Traditionally what we do is we actually complete the rotator cuff tear and create a full thickness rotator cuff tear that we would repair with the screws and sutures. What the bio inductive implant allows us to do in those particular patients is we don’t know, we no longer have to actually complete the rotator cuff tear, so they actually stay with their partial rotator cuff tear. We’ll then place that that bio inductive implant directly on the damaged tissue without any open repair or take down of the original tissue. In that particular case, those patients will have a much-accelerated rehab and hopefully a much quicker recovery with less pain.
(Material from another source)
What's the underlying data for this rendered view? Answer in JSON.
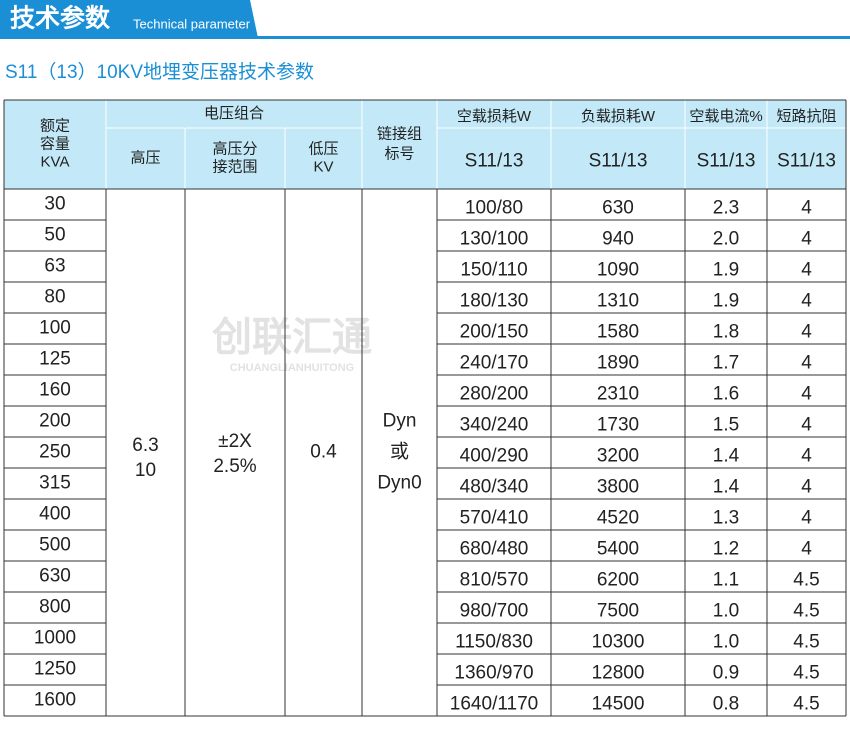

I’ve been doing complex shoulder reconstructive surgery in Tampa for about seven years now. What this has done now is it’s taken my standard large, massive rotator cuff repairs and it’s really turned them into small repairs. It’s now something that is on my schedule for an hour, like a traditional rotator cuff, with a five-minute addition of the bio inductive implant. So I went from a three hour to an hour and a half addition to regular surgery. Cutting that down to five or 10 minutes of additional surgery with what seems to be similar results is very, very much a change in my practice.